11. Respect "outside reversals" after extended bull or bear runs. Reversal days on the charts signal the final exhaustion of the bullish or bearish forces that drove the market previously. Respect them, and respect even more "weekly" and "monthly," reversals.
12. Keep your technical systems simple. Complicated systems breed confusion; simplicity breeds elegance.
13. Respect and embrace the very normal 50-62% retracements that take prices back to major trends. If a trade is missed, wait patiently for the market to retrace. Far more often than not, retracements happen... just as we are about to give up hope that they shall not.
14. An understanding of mass psychology is often more important than an understanding of economics. Markets are driven by human beings making human errors and also making super-human insights.
15. Establish initial positions on strength in bull markets and on weakness in bear markets. The first "addition" should also be added on strength as the market shows the trend to be working. Henceforth, subsequent additions are to be added on retracements.
16. Bear markets are more violent than are bull markets and so also are their retracements.
17. Be patient with winning trades; be enormously impatient with losing trades. Remember it is quite possible to make large sums trading/investing if we are "right" only 30% of the time, as long as our losses are small and our profits are large.
18. The market is the sum total of the wisdom ... and the ignorance...of all of those who deal in it; and we dare not argue with the market's wisdom. If we learn nothing more than this we've learned much indeed.
19. Do more of that which is working and less of that which is not: If a market is strong, buy more; if a market is weak, sell more. New highs are to be bought; new lows sold.

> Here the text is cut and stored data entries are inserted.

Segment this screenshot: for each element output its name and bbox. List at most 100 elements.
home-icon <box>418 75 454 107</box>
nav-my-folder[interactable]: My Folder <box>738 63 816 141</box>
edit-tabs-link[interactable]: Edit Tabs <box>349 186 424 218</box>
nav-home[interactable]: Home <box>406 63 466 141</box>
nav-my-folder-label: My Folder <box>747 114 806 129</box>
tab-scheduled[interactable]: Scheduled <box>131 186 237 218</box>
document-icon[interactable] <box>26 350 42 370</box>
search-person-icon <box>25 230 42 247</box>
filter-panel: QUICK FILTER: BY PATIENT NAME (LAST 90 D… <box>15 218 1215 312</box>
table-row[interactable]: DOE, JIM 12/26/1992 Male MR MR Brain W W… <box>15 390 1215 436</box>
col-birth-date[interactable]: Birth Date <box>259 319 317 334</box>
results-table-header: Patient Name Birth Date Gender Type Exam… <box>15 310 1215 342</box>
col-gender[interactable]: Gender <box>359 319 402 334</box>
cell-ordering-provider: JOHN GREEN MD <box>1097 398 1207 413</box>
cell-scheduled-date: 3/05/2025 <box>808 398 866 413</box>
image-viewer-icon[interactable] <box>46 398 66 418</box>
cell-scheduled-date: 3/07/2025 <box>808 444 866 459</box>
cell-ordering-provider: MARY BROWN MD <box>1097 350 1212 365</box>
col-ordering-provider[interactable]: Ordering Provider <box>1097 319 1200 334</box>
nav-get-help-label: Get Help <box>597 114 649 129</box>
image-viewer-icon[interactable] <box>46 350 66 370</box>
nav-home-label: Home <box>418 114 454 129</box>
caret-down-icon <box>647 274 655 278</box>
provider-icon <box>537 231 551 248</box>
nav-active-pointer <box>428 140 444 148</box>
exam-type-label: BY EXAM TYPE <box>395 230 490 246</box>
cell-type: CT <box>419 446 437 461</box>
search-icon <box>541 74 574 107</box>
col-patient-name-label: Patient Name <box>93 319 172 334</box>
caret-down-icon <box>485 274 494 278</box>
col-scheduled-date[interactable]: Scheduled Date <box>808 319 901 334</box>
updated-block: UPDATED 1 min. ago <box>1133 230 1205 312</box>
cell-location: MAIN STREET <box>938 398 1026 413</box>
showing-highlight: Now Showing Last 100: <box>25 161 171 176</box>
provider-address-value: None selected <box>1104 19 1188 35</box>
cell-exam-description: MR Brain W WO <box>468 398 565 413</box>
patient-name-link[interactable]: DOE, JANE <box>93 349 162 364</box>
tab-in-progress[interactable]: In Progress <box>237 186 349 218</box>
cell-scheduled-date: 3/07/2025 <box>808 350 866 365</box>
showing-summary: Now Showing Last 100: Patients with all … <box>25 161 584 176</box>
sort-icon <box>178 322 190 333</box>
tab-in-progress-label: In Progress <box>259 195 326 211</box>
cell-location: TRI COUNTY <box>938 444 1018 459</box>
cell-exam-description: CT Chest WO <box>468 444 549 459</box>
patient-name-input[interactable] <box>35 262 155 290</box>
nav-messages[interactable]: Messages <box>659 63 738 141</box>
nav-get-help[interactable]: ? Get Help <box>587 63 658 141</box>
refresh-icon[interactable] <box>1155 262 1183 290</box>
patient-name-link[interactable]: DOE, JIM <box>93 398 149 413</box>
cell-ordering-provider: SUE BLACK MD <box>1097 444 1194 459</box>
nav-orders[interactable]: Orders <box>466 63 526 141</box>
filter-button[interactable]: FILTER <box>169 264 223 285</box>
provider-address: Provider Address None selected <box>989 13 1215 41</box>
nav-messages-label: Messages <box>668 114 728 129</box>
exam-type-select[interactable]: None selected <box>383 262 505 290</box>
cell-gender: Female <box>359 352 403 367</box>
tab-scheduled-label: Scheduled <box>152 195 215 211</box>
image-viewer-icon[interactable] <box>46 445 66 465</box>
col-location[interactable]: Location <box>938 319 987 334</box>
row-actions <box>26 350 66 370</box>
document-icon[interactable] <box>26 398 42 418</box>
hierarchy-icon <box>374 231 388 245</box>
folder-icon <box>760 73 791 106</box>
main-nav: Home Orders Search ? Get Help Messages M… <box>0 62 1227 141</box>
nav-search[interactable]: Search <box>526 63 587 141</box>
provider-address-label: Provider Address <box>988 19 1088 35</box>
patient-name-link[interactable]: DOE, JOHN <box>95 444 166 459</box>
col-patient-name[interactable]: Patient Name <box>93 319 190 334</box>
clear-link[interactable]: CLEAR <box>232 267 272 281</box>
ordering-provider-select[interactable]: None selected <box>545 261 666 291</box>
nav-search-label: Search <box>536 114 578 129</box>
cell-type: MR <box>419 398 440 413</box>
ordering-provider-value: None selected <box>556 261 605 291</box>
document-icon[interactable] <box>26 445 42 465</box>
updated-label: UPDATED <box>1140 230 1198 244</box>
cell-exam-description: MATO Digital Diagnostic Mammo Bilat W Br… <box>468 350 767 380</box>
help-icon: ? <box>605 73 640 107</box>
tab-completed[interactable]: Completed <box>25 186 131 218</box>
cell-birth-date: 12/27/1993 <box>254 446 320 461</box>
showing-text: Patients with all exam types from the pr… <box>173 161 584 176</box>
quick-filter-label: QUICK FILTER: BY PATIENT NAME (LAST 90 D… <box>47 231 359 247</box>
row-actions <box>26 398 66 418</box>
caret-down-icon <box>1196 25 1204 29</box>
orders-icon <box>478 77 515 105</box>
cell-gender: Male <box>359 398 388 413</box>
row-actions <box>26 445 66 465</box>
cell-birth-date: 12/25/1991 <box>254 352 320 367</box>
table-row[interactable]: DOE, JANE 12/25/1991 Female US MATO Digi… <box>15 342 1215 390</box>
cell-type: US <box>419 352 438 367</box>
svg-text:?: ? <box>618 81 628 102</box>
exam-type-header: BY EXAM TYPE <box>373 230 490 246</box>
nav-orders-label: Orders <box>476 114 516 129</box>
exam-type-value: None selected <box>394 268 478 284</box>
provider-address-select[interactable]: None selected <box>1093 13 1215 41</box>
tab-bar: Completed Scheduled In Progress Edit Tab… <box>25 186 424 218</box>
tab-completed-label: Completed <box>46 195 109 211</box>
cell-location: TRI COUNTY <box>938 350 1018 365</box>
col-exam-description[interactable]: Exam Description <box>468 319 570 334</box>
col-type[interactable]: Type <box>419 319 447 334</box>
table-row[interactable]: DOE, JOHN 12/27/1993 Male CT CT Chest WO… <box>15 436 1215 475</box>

20. The hard trade is the right trade: If it is easy to sell, don't; and if it is easy to buy, don't. Do the trade that is hard to do and that which the crowd finds objectionable. Peter Steidelmeyer taught us this twenty five years ago and it holds truer now than then.
21. There is never one cockroach! This is the "winning" new rule submitted by our friend, Tom Powell.
22. All rules are meant to be broken: The trick is knowing when... and how infrequently this rule may be invoked!
Finally, few last ones by James Montier
James Montier's 7 Immutable Laws Of Investing
1. Always insist on a margin of safety
2. "This time is different" is actually never different
3. Be patient and wait for the fat pitch
4. Be contrarian
5. Risk is the permanent loss of capital, never a number
6. "Be leery of leverage". Leverage has been the single most cause of most of the failures of almost all types of trades be it institutional or retailer.
7. Never invest in something you don't understand
I truly hope that this series was a good read to all my dear readers. I am happy to hear your comments, feedback or anything you would like to share.